When I was at herb school, I would make notes in the margins of my notebook, with nice big stars next to them, whenever Michael mentioned another herbalist. At the time I knew very little about who was who, or which herbalist specialized in what. I considered this information to be crucial to becoming part of the profession and gathered it eagerly. Of all the herbalists Michael ever mentioned in class, he spoke with the most reverence about Dr. Lad. He said he was a man of true wisdom. As one who loves wisdom, I squirreled that little nut away for safe keeping.

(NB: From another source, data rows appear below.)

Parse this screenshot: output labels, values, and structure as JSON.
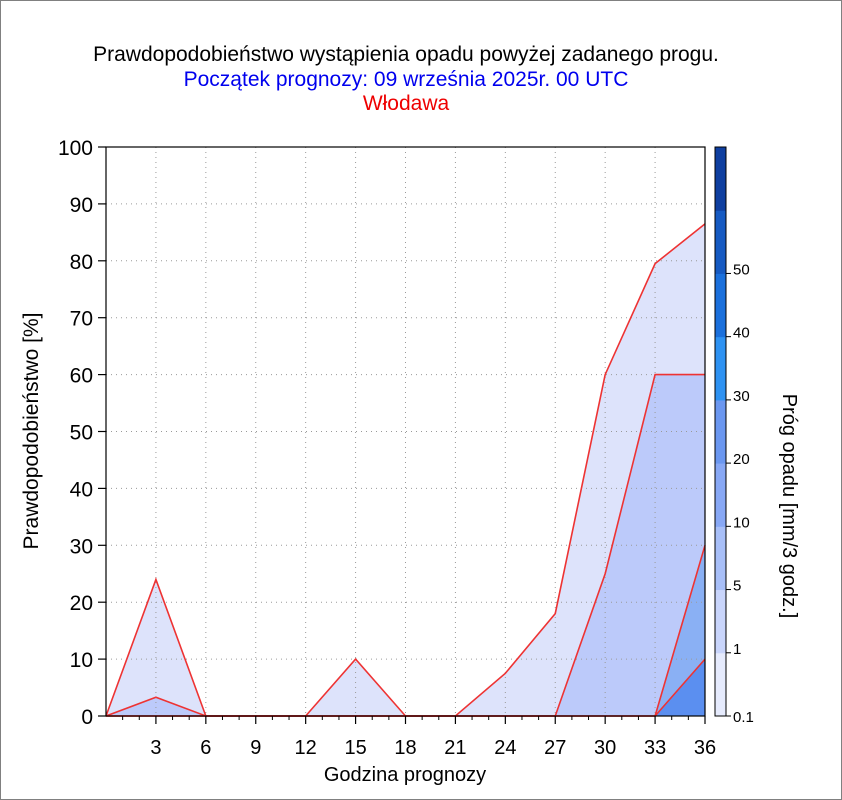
{
  "title": "Prawdopodobieństwo wystąpienia opadu powyżej zadanego progu.",
  "subtitle": "Początek prognozy: 09 września 2025r. 00 UTC",
  "location": "Włodawa",
  "colors": {
    "title": "#000000",
    "subtitle": "#0000ee",
    "location": "#ee0000",
    "outline": "#ee3333",
    "grid": "#9a9a9a"
  },
  "chart_data": {
    "type": "area",
    "xlabel": "Godzina prognozy",
    "ylabel": "Prawdopodobieństwo [%]",
    "xlim": [
      0,
      36
    ],
    "ylim": [
      0,
      100
    ],
    "xticks": [
      "3",
      "6",
      "9",
      "12",
      "15",
      "18",
      "21",
      "24",
      "27",
      "30",
      "33",
      "36"
    ],
    "yticks": [
      "0",
      "10",
      "20",
      "30",
      "40",
      "50",
      "60",
      "70",
      "80",
      "90",
      "100"
    ],
    "grid": true,
    "x": [
      0,
      3,
      6,
      9,
      12,
      15,
      18,
      21,
      24,
      27,
      30,
      33,
      36
    ],
    "series": [
      {
        "name": "0.1",
        "color": "#dde3fb",
        "values": [
          0,
          24,
          0,
          0,
          0,
          10,
          0,
          0,
          7.5,
          18,
          60,
          79.5,
          86.5
        ]
      },
      {
        "name": "1",
        "color": "#bccafa",
        "values": [
          0,
          3.3,
          0,
          0,
          0,
          0,
          0,
          0,
          0,
          0,
          25,
          60,
          60
        ]
      },
      {
        "name": "5",
        "color": "#8ab0f4",
        "values": [
          0,
          0,
          0,
          0,
          0,
          0,
          0,
          0,
          0,
          0,
          0,
          0,
          30
        ]
      },
      {
        "name": "10",
        "color": "#5b8ff0",
        "values": [
          0,
          0,
          0,
          0,
          0,
          0,
          0,
          0,
          0,
          0,
          0,
          0,
          10
        ]
      }
    ],
    "colorbar": {
      "label": "Próg opadu [mm/3 godz.]",
      "ticks": [
        "0.1",
        "1",
        "5",
        "10",
        "20",
        "30",
        "40",
        "50"
      ],
      "colors": [
        "#e6ebfd",
        "#c9d5fb",
        "#a8bff8",
        "#88a8f5",
        "#6b97f0",
        "#2e92f2",
        "#1b70dc",
        "#165ac2",
        "#0f3fa0"
      ]
    }
  }
}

Years later, I was sick in bed with a fever. I couldn’t read, or watch a movie. I was alone with my cat and my feverish thoughts. I stripped down my belief system and reworked it. I contemplated BIG questions. I felt intensely my lack of wisdom, but even more I felt my lack of wise people in my life. Where is my wise elder? Whose feet can I go sit at? And I thought of the way Michael had spoken about Dr. Lad. I recalled what Nicole Telkes had told me of her experience going to study with him. She said that at the beginning of each class he invoked the god, the goddess, the teacher and the pupil. Class was a ceremony. Whoa. I decided that when I was well enough to get out of bed, I would look into going to study with Dr. Lad. Sure enough, a few weeks later he was teaching a weekend workshop on Ayurvedic herbs and herbal theory. Yes. I booked my flight to Albuquerque. I took careful and complete notes and refer to them regularly. That set of notes serves as my primary reference about Ayurvedic herbs.
Today, I found myself talking not about the content of that class, but the form. My fellow student and I are both very serious about our studies. Both of us are studying German mainly so that we can study other topics, but in German. We are school specialists. As I told her about the class with Dr. Lad, I compared it to the academic culture we knew. Before his classes, the students sit quietly and attentively, waiting for class to begin. He would enter the room solemnly, approach the altar and make offerings of prayers and smoke. He explained to us that what we were doing in that room was not just about us as individuals. To teach and to learn are sacred acts. We are vessels doing the holy work of transmitting and receiving, retaining and releasing. He teaches differently every time because he is open to receiving the information that comes through him in that moment. At one point during the weekend, he drew a diagram on the whiteboard of how the various tastes relate to the pulses and said he had never seen or drawn that before. It had been a spontaneous creation he was never called to transmit before our class.
I hadn’t realized it until today, but I think that workshop with Dr. Lad may be when my relationship to herbal information was transformed. I learned a great deal of content, but even more about form, more about teaching itself and what it means. I no longer look at what is in my mind as mine. I think of myself as a vessel that holds the ideas only to store them until they are needed elsewhere. I look at myself as an instrument in a much larger pattern. The information is what matters, we are temporary. Every class I teach is unique. I want the class to be a living expression of the momentary relationship among all present, a ceremony in the practice of herbalism. I have cultivated a teaching style that makes improvisation and responsiveness possible. I can’t remember if I thought that way before I studied with Dr. Lad. That wisdom may have come from him. Or, I suppose, through him.